Très légitime en soi, cette réserve ne laissera pas de nous contrarier quelque peu ; elle nous privera de maint renseignement que Gabriel Biel nous eût aisément fourni ; toutefois, elle ne l’a pas empêché de nous dire quel était dans l’École de Tubingue, vers la fin du xve siècle, le prestige des doctrines engendrées à Paris.

Il va nous donner encore un autre enseignement.

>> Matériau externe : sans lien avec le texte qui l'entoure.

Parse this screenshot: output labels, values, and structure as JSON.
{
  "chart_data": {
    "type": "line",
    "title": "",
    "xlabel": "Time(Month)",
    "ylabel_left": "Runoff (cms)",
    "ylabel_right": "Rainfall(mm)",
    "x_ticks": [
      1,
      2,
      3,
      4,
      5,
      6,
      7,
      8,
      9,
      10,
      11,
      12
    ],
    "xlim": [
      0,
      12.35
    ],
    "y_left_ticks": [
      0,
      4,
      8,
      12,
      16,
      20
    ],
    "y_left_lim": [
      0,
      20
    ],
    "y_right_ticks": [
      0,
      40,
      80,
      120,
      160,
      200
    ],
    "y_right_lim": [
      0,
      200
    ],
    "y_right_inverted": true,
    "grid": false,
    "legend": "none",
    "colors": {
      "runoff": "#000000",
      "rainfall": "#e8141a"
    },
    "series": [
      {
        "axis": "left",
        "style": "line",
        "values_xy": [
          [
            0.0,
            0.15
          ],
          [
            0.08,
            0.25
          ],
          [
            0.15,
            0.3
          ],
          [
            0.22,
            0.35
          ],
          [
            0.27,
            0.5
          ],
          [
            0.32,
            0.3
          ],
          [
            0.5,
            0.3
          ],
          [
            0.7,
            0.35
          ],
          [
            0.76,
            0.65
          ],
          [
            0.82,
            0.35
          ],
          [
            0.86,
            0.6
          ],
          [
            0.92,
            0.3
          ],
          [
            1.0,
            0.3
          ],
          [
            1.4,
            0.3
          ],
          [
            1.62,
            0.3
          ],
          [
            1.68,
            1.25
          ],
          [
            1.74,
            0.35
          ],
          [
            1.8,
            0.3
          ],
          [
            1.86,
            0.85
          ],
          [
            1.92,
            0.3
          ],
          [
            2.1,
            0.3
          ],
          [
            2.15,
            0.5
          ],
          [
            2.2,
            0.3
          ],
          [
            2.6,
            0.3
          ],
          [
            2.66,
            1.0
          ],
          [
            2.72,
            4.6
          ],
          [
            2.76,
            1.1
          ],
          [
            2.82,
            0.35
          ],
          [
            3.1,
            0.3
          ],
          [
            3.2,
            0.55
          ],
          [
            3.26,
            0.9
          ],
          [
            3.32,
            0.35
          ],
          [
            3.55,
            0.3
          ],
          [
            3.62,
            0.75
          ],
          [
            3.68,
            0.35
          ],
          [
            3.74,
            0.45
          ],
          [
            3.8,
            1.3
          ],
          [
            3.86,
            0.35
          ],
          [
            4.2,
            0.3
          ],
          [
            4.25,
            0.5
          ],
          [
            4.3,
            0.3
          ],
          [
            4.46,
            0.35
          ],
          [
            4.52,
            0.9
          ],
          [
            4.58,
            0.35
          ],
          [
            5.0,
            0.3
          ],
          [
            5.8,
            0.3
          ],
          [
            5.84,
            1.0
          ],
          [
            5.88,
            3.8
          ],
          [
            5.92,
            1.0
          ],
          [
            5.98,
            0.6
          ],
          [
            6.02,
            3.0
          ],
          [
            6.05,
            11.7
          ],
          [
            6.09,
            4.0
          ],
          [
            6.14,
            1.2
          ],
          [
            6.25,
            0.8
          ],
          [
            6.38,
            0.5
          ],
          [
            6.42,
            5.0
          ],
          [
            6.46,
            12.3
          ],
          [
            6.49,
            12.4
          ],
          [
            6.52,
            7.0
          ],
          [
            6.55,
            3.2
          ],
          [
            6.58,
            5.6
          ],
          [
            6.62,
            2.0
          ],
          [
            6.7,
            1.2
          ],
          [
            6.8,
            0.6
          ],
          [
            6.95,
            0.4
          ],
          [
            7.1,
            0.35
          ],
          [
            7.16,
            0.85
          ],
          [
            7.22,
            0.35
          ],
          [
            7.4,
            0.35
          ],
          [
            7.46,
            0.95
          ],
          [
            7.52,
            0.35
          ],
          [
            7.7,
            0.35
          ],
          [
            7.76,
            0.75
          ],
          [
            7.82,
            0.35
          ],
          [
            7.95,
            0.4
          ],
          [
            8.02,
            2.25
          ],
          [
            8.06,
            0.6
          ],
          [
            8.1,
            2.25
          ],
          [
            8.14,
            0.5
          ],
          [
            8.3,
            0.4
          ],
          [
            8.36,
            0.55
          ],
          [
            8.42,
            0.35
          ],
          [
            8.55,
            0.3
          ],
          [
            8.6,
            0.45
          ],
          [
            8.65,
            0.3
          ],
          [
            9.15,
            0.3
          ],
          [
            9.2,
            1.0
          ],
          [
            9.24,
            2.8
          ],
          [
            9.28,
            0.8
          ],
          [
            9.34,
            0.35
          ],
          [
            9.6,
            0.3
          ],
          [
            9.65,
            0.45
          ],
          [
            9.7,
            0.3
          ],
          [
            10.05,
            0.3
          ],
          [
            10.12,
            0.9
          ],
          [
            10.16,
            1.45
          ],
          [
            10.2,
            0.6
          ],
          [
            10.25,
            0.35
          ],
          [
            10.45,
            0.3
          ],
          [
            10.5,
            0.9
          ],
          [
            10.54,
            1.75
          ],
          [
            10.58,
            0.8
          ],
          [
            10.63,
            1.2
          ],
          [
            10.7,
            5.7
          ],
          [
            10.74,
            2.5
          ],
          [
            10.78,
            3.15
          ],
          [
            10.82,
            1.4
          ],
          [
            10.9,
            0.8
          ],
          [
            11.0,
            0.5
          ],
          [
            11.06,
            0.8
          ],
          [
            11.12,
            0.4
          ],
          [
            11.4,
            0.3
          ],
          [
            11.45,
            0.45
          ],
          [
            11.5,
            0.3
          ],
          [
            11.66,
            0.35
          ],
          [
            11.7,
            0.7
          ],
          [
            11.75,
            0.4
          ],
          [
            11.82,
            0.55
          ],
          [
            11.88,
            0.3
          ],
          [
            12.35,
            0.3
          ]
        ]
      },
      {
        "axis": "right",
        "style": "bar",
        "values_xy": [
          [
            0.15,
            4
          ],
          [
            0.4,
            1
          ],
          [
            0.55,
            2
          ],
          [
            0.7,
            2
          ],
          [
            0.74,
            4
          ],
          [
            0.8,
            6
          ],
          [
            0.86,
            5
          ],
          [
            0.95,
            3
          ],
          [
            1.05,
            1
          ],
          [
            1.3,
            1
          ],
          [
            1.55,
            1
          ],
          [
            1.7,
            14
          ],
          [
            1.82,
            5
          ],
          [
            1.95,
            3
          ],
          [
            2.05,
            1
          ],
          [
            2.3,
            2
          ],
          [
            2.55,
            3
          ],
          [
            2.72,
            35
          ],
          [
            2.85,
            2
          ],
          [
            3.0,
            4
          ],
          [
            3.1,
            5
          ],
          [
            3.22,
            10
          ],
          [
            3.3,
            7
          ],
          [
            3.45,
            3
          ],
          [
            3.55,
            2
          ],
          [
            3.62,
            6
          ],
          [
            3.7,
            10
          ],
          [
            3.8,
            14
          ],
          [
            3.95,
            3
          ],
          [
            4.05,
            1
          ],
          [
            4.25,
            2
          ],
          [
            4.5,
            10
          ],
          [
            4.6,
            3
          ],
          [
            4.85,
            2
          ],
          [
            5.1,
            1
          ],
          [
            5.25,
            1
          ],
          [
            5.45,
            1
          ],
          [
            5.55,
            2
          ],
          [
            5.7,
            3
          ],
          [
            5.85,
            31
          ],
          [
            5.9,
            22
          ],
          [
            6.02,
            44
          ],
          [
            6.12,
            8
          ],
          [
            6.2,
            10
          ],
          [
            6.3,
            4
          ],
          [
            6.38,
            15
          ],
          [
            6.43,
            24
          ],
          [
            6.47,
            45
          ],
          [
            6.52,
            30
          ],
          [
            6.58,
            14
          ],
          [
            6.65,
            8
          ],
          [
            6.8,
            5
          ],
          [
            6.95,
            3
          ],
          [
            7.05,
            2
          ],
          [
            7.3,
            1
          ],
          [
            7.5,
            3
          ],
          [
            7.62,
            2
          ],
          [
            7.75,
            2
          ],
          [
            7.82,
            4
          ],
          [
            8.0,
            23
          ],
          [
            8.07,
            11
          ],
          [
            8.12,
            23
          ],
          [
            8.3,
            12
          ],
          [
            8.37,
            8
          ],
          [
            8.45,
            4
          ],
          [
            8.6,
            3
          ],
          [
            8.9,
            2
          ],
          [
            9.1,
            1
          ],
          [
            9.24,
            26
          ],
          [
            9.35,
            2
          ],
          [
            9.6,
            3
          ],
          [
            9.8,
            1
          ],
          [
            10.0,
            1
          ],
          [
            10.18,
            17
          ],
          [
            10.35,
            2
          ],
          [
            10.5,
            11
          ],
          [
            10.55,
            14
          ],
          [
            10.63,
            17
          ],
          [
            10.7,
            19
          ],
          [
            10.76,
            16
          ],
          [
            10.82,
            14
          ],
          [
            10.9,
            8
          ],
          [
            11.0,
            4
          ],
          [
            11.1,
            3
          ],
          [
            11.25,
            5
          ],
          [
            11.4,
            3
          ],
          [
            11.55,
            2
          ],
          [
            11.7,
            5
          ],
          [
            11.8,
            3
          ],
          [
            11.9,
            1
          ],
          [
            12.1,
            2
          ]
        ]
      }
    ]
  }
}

Les décrets par lesquels Étienne Tempier, en 1277, avait condamné un grand nombre de propositions formulées par des philosophes et des théologiens n’avaient légalement aucun pouvoir hors du diocèse de Paris ; certaines Universités, celle de Toulouse, par exemple, n’avaient pas craint de se vanter bien haut, et tout aussitôt après la décision de Tempier, d’enseigner ce que Paris proscrivait. Dans les Universités allemandes, au contraire, on professait une telle vénération pour les opinions parisiennes qu’au cours du xve siècle, au commencement même du xvie siècle, on se soumettait pleinement aux décisions de l’Évêque de Paris ; on leur reconnaissait pleine autorité, comme si l’Église de Paris eût été la véritable dépositaire de l’orthodoxie chrétienne. Biel, par exemple, n’hésite pas à invoquer cette autorité. Lorsqu’il discute de quelle manière un ange se peut mouvoir, il déclare erronée une certaine opinion, puis il ajoute[1] : « De là le 203e article de Paris : Dire que les substances séparées ne sont en un lieu que par leur opération ; qu’une telle substance peut se mouvoir d’un extrême à l’autre sans franchir l’espace intermédiaire ; qu’elle peut vouloir opérer F un des deux extrêmes ou bien en tous deux, et point dans l’intervalle, c’est une erreur. »

Biel nous donne ici un témoignage bien significatif de la soumission toute volontaire des Universités allemandes à l’égard de la doctrine de Paris.

1. Gabrielis Biel Op. laud., lib. II, dist. II, quæst. II ; éd. cit., 2° fol. après le fol. sign. bb iiij, col. d.